In this section of Honors 200, we examine the Caribbean as both an engine and test-bed of globalization, considering how the movement of people, goods, languages, and ideas have shaped the history and culture of this unique region. We analyze the tension—and interdependence—between the evolution of local creole culture and the globalizing forces of colonialism and capitalism. Our discussion centers on the novel Texaco, an epic narrative of the history, development of Afro-Caribbean culture, and struggles for freedom in the French Caribbean island of Martinique. In this way, we examine the world, its diversity and unevenness, providing a structure to link the local and the global. We work from the English translation of Texaco by Rose-Myriam Réjouis & Val Vinokurov (1997).

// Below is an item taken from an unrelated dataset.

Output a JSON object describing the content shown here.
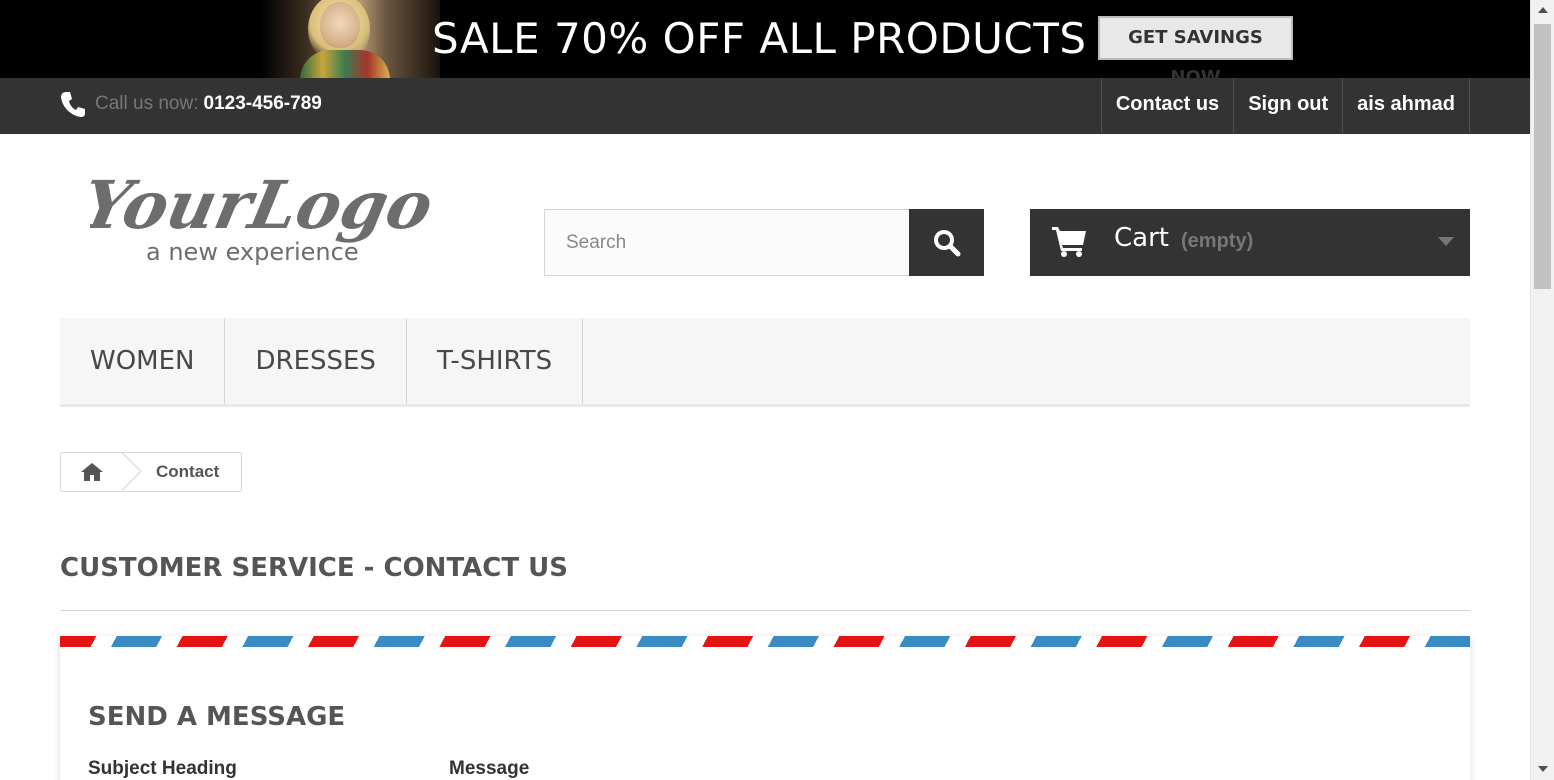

Students in the course conduct research and write wiki articles that interpret the novel Texaco from a variety of perspectives. These articles supplement the fictional text with contextual information from scholarly sources and real-world data. This knowledge base is intended to help readers of Texaco understand the world of the novel and engage with its formal and narrative complexities. The wiki format allows us to make visible the connections and tensions among the topics presented. It also demonstrates the evolving (and sometimes messy) process of knowledge production, which is dramatized in Texaco. As such, this website is a work-in-progress that invites our readers and writers into conversation.